Statistics aren’t exactly the sexiest topic.
But, one of the questions the Vital Statistics Act Project, which has partnered with the Uniform Law Conference of Canada and the BC Law Institute, will try to answer is how gender should be marked on provincial government documents such as birth certificates?
Ontario is the only province that has adopted the third sex of “undetermined” for intersex persons on government documents.
The project started in 2014 and is a year into gathering information on all aspects of change that have impacted the registry of births and deaths in Canada and is a four-year project. The VSAP is developing a model act that the various provinces, which control vital statistics, can use to update their own provincial statutes. The gender issue is seen as a major component with tentative recommendations now in place but not being publically disclosed as they may change.
“There are human rights challenges going on in B.C. right now,” said BCLI project leader and research lawyer Alexandre Blondin. He said the VSAP is not involved in the challenges coming forward but is watching the outcome as any such rulings or decisions would impact the proposed recommendations.
As well as incorporating emerging human rights changes, there is also the need to accommodate medical changes into documents to reflect assisted reproductive technologies and also societal changes such as the expanded family structure or same sex marriages.
The controversy over how provinces enter sex on vital statistics and other government documents is not a new debate. Many other countries are well ahead of Canada having adopted a third sex or gender category on documents. According to a background paper produced by the VSAP, Australia and New Zealand have adopted the third sex “X” for those who are indeterminate, intersex, or unspecified; Germany has adopted “indeterminate” as a third option, Nepal has adopted “third gender/other” for transgendered persons; India adopted “other” in 2009 and in April 2014 formerly adopted “third gender” with all legal rights and protection.
“The last time the (model) Vital Statistics Act was updated by the Uniform Law Conference of Canada was in 1987,” said Blondin. The ULCC, which first met in 1918, is an independent body that works closely with the Canadian Bar Association and provincial and federal bodies to develop uniform statutes, which can be adopted and enacted by various provincial governments.
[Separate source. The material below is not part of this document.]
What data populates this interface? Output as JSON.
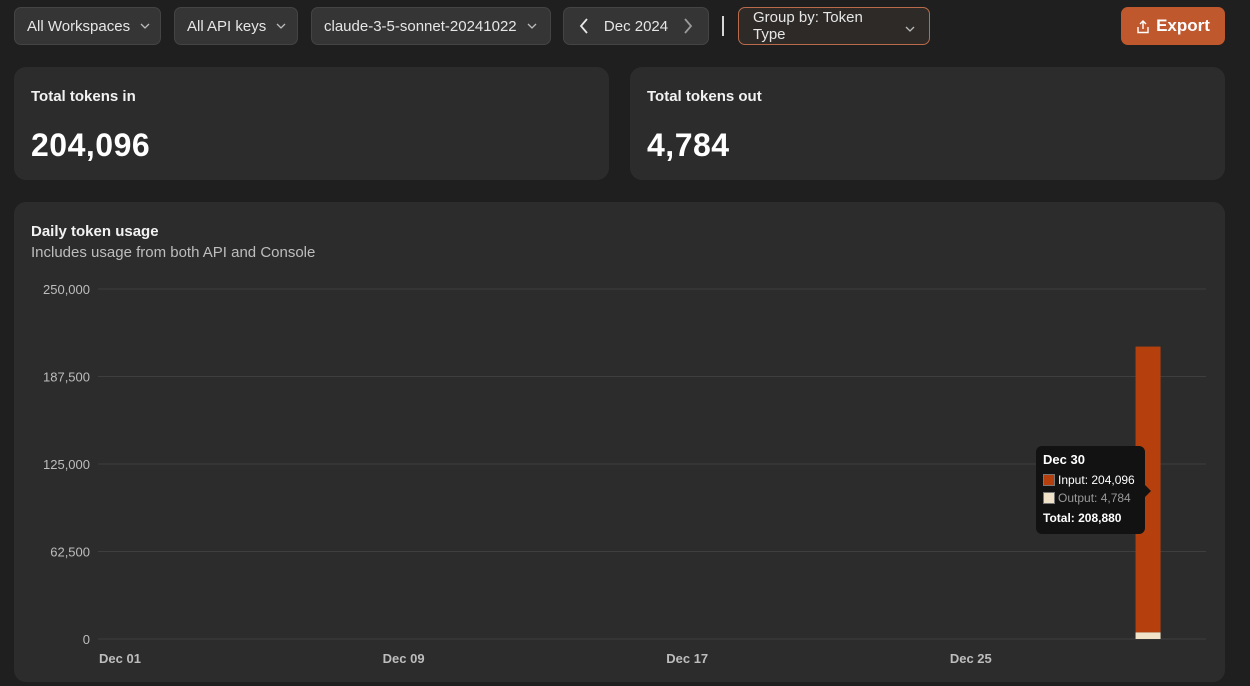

There is a need to forge uniformity in the statistics gathering, especially if they are used by national agencies such as Statistics Canada. But, there are other areas where federal changes still have to occur, said Blondin. For example, he said, a person’s updated provincial birth certificate might carry a third gender designation but that may not be reflected federally in agencies and could pose a problem in obtaining a passport.
There are also implications for travel. Blondin said some countries such as Germany have moved towards change in how they designate gender on documents and that could signal the beginning of change in the European Economic Union. The international community still has to settle how it recognizes documents that carry new gender designations, he said. A situation could occur where a country does not accept a passport because it has the new gender designation.
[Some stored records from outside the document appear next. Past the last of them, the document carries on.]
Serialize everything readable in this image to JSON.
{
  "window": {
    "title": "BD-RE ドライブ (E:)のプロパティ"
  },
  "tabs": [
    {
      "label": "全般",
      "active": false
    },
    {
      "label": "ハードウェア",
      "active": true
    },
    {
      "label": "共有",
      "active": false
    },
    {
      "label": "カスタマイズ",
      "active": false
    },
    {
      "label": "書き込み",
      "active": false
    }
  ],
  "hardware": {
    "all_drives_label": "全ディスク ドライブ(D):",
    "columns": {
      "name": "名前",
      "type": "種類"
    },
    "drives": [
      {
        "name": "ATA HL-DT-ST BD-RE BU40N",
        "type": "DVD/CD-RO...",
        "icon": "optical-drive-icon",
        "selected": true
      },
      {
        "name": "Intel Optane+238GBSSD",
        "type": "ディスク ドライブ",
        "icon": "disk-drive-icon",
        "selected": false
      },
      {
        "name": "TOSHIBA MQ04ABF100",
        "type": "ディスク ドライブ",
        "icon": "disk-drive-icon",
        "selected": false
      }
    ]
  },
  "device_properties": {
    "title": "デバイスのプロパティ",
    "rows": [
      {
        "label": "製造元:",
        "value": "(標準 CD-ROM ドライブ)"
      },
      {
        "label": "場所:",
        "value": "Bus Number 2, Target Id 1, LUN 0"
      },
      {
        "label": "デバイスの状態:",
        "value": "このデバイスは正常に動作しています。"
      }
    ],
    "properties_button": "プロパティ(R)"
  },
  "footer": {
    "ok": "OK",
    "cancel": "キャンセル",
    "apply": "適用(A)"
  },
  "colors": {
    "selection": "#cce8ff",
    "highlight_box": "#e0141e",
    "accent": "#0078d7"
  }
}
However before Canada can move into the realm of determining how it assigns a gender designation on federal papers, there is the foundation work that is required at the provincial level to bring forward the new changes into provincial statutes that are uniform. And, also bring forward changes such as how the digital age affects documents under the act.
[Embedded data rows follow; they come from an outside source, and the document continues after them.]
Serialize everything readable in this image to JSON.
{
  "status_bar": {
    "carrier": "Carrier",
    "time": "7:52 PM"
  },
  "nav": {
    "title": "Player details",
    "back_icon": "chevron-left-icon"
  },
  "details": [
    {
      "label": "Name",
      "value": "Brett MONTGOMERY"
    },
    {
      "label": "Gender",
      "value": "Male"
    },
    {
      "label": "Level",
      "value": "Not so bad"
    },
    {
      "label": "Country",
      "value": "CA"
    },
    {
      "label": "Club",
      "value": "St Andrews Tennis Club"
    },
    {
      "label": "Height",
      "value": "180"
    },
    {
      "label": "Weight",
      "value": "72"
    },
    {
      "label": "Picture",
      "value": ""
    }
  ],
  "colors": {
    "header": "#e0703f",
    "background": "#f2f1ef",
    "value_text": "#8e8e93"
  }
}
“The wheels are in motion and change has been happening since 2010,” he said. “Change is going to happen whether it through legislation or whether it occurs as a result of a lawsuit.”
Changes have occurred in provincial legislation or proposed legislation in Ontario, B.C. and Alberta and were prompted by the Human Rights Tribunal of Ontario which ruled on the 2012 case XY v. Ministry of Government and Consumer Services finding that a person did not need to have transsexual surgery before that person could change sex on a birth registration. Another case followed suit in 2014 in Alberta with C.F. v. Alberta, 2014 ABQB 237 where a justice ruled surgery was not necessary to obtain a new birth certificate. In 2014, B.C. also changed its Vital Statistics Act to reflect the decisions.
Blondin said the VSAP consists of two committees. Each province and territory has contributed financially to the project and is taking an active role. “One is an advisory committee,” he said, adding the members are vital statistics workers who are familiar with the gender and other issues coming into their offices plus there are several lawyers involved. “They are bringing forward advice and recommendations from the front lines,” he said. The second is the project committee, he said, which consists of provincial registrars of vital statistics and they will examine the recommendations brought forward.
Blondin said the new model Vital Statistics Act for the provinces is still several years away from completion but it is a thorough review will reflect the social, medical, and technological changes that have impact the various provincial acts.